Third, Effinger makes no mention of the public defender crisis — a defining feature of Oregon’s criminal justice system in the 2020s that simply did not exist in 2015. Oregon’s public defense system has been in a state of sustained collapse, with chronic underfunding producing a shortage of attorneys so severe that courts have been forced to dismiss cases wholesale. Any experienced prosecutor — and I speak from that experience — would tell you that when there are not enough defense attorneys to handle a full docket, a DA who cares about actual outcomes has to prioritize. You focus your resources on the most serious cases: violent offenses, repeat offenders, the cases where prosecution genuinely protects the public. You do not indiscriminately file everything you can and hope the system holds together, because it won’t.
And here is where the “tough on crime” argument collapses entirely under the weight of its own evidence: the current DA, Nathan Vasquez — the one who ran on toughness and won — just had 900 cases dismissed for lack of public defenders. Nine hundred cases. Gone. Not diverted. Not resolved. Dismissed. Is that tough on crime? Is that good for public safety? Filing as many cases as possible, overwhelming a broken system, and then watching nearly a thousand of them vanish — that is not a prosecution strategy. That is performance. And the victims and communities in those 900 cases paid the price for it.
The Deeper Problem
The phrase “soft on crime” isn’t neutral language. It’s a rhetorical weapon. For more than half a century, American politicians have deployed it to justify policies rooted in punishment over prevention, incarceration over intervention, and retribution over rehabilitation. The results are not ambiguous: the United States incarcerates more people per capita than virtually any nation on earth — more than Russia, more than China, more than any Western democracy by a staggering margin. This is the legacy of “tough on crime.” Not safer communities (we are not the safest country on earth - not even close). But we have achieved the most expensive, expansive carceral system in human history.
And what does the research show? Consistently, across decades and jurisdictions, there is no reliable causal relationship between prosecutorial aggressiveness — measured by prosecution rates, conviction rates, or sentence lengths — and public safety outcomes.

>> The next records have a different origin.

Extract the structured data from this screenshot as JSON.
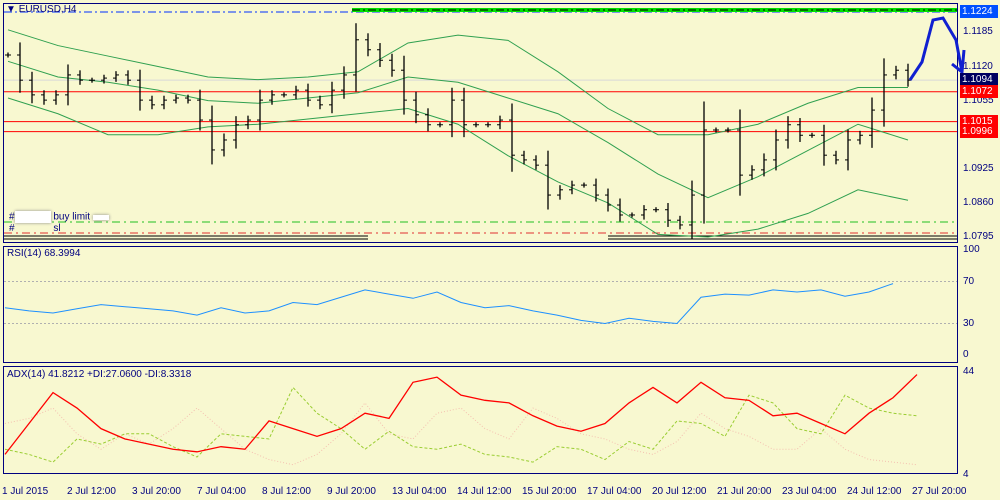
{
  "title": "EURUSD,H4",
  "price_scale": {
    "max": 1.1224,
    "min": 1.0795
  },
  "price_ticks": [
    "1.1185",
    "1.1120",
    "1.1055",
    "1.0925",
    "1.0860",
    "1.0795"
  ],
  "price_tags": [
    {
      "text": "1.1224",
      "price": 1.1224,
      "color": "#0050ff"
    },
    {
      "text": "1.1094",
      "price": 1.1094,
      "color": "#000060"
    },
    {
      "text": "1.1072",
      "price": 1.1072,
      "color": "#ff0000"
    },
    {
      "text": "1.1015",
      "price": 1.1015,
      "color": "#ff0000"
    },
    {
      "text": "1.0996",
      "price": 1.0996,
      "color": "#ff0000"
    }
  ],
  "hlines": [
    {
      "price": 1.1072,
      "color": "#ff0000"
    },
    {
      "price": 1.1015,
      "color": "#ff0000"
    },
    {
      "price": 1.0996,
      "color": "#ff0000"
    }
  ],
  "orders": {
    "buy_limit_label": "buy limit",
    "buy_limit_price": 1.0823,
    "sl_label": "sl",
    "sl_price": 1.0804,
    "hash": "#"
  },
  "closes": [
    1.1142,
    1.1094,
    1.1066,
    1.1056,
    1.1066,
    1.1104,
    1.1094,
    1.1094,
    1.1098,
    1.1104,
    1.1094,
    1.1056,
    1.1047,
    1.1056,
    1.106,
    1.1056,
    1.1018,
    1.0961,
    1.098,
    1.1009,
    1.1018,
    1.1056,
    1.1066,
    1.1066,
    1.1075,
    1.1056,
    1.1047,
    1.1075,
    1.1104,
    1.1171,
    1.1152,
    1.1132,
    1.1113,
    1.1056,
    1.1028,
    1.1009,
    1.1009,
    1.1056,
    1.1009,
    1.1009,
    1.1009,
    1.1018,
    1.0951,
    1.0942,
    1.0932,
    1.0875,
    1.0885,
    1.0894,
    1.0894,
    1.0875,
    1.0856,
    1.0837,
    1.0837,
    1.0847,
    1.0847,
    1.0827,
    1.0818,
    1.0875,
    1.0999,
    1.0999,
    1.0999,
    1.0913,
    1.0923,
    1.0942,
    1.098,
    1.1009,
    1.0989,
    1.0989,
    1.0951,
    1.0942,
    1.098,
    1.0989,
    1.1037,
    1.1104,
    1.1113,
    1.1094
  ],
  "bb_upper": [
    1.119,
    1.116,
    1.114,
    1.112,
    1.11,
    1.1095,
    1.11,
    1.111,
    1.1165,
    1.118,
    1.117,
    1.111,
    1.104,
    1.099,
    1.099,
    1.101,
    1.105,
    1.108,
    1.108
  ],
  "bb_mid": [
    1.113,
    1.11,
    1.109,
    1.1075,
    1.1055,
    1.105,
    1.106,
    1.107,
    1.11,
    1.109,
    1.106,
    1.103,
    1.0975,
    1.0915,
    1.087,
    1.091,
    1.096,
    1.101,
    1.098
  ],
  "bb_lower": [
    1.106,
    1.103,
    1.099,
    1.099,
    1.1005,
    1.101,
    1.102,
    1.103,
    1.104,
    1.101,
    1.095,
    1.09,
    1.086,
    1.08,
    1.0795,
    1.081,
    1.084,
    1.0885,
    1.0865
  ],
  "rsi": {
    "label": "RSI(14) 68.3994",
    "ticks": [
      "100",
      "70",
      "30",
      "0"
    ],
    "values": [
      45,
      42,
      40,
      44,
      48,
      46,
      44,
      42,
      38,
      45,
      40,
      42,
      50,
      48,
      55,
      62,
      58,
      54,
      60,
      50,
      45,
      47,
      42,
      38,
      33,
      30,
      35,
      32,
      30,
      55,
      58,
      57,
      62,
      60,
      62,
      56,
      60,
      68
    ]
  },
  "adx": {
    "label": "ADX(14) 41.8212 +DI:27.0600 -DI:8.3318",
    "ticks": [
      "44",
      "4"
    ],
    "range": [
      4,
      44
    ],
    "adx": [
      12,
      24,
      36,
      30,
      22,
      18,
      16,
      14,
      13,
      15,
      14,
      25,
      22,
      19,
      22,
      28,
      26,
      40,
      42,
      35,
      33,
      32,
      27,
      23,
      21,
      24,
      32,
      38,
      32,
      40,
      34,
      33,
      27,
      28,
      24,
      20,
      28,
      34,
      43
    ],
    "plus_di": [
      14,
      12,
      9,
      18,
      16,
      20,
      20,
      15,
      11,
      20,
      19,
      18,
      38,
      28,
      22,
      14,
      21,
      15,
      14,
      16,
      12,
      11,
      9,
      15,
      14,
      10,
      17,
      14,
      25,
      24,
      19,
      35,
      32,
      22,
      20,
      35,
      30,
      28,
      27
    ],
    "minus_di": [
      24,
      26,
      30,
      20,
      14,
      20,
      16,
      22,
      30,
      22,
      14,
      10,
      8,
      12,
      20,
      32,
      20,
      18,
      28,
      30,
      22,
      18,
      30,
      26,
      20,
      18,
      14,
      12,
      17,
      28,
      22,
      19,
      14,
      14,
      22,
      14,
      10,
      9,
      8
    ]
  },
  "time_labels": [
    "1 Jul 2015",
    "2 Jul 12:00",
    "3 Jul 20:00",
    "7 Jul 04:00",
    "8 Jul 12:00",
    "9 Jul 20:00",
    "13 Jul 04:00",
    "14 Jul 12:00",
    "15 Jul 20:00",
    "17 Jul 04:00",
    "20 Jul 12:00",
    "21 Jul 20:00",
    "23 Jul 04:00",
    "24 Jul 12:00",
    "27 Jul 20:00"
  ]
}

Crime is driven by poverty, housing instability, addiction, mental illness, and the presence or absence of economic opportunity. Not by whether a DA charges every case that crosses the desk. Consider for example the national crime spike felt in every jurisdiction across the country when our society was massively disrupted by the COVID pandemic. If tough on crime strategies prevented crime - you would have expected communities with tough DA’s to have been inoculated from the pandemic’s criminogenic effects….they weren’t.
The political genius of “tough on crime” is that it’s infallible. If crime goes down, toughness gets the credit. If crime goes up, we simply weren’t tough enough. It is a closed loop, immune to evidence, endlessly useful to politicians who need a simple message in a complex world. And it works — right up until 900 cases get dismissed and nobody calls that soft on anything.
Multnomah County deserves an honest budget conversation in a brutal fiscal environment. Journalists covering that conversation — even good ones — have an obligation to interrogate the numbers they cite rather than hand them to politicians as ammunition. “Soft on crime” is a phrase designed to end thinking, not start it. We have paid dearly, as a society, for every time we let it do exactly that.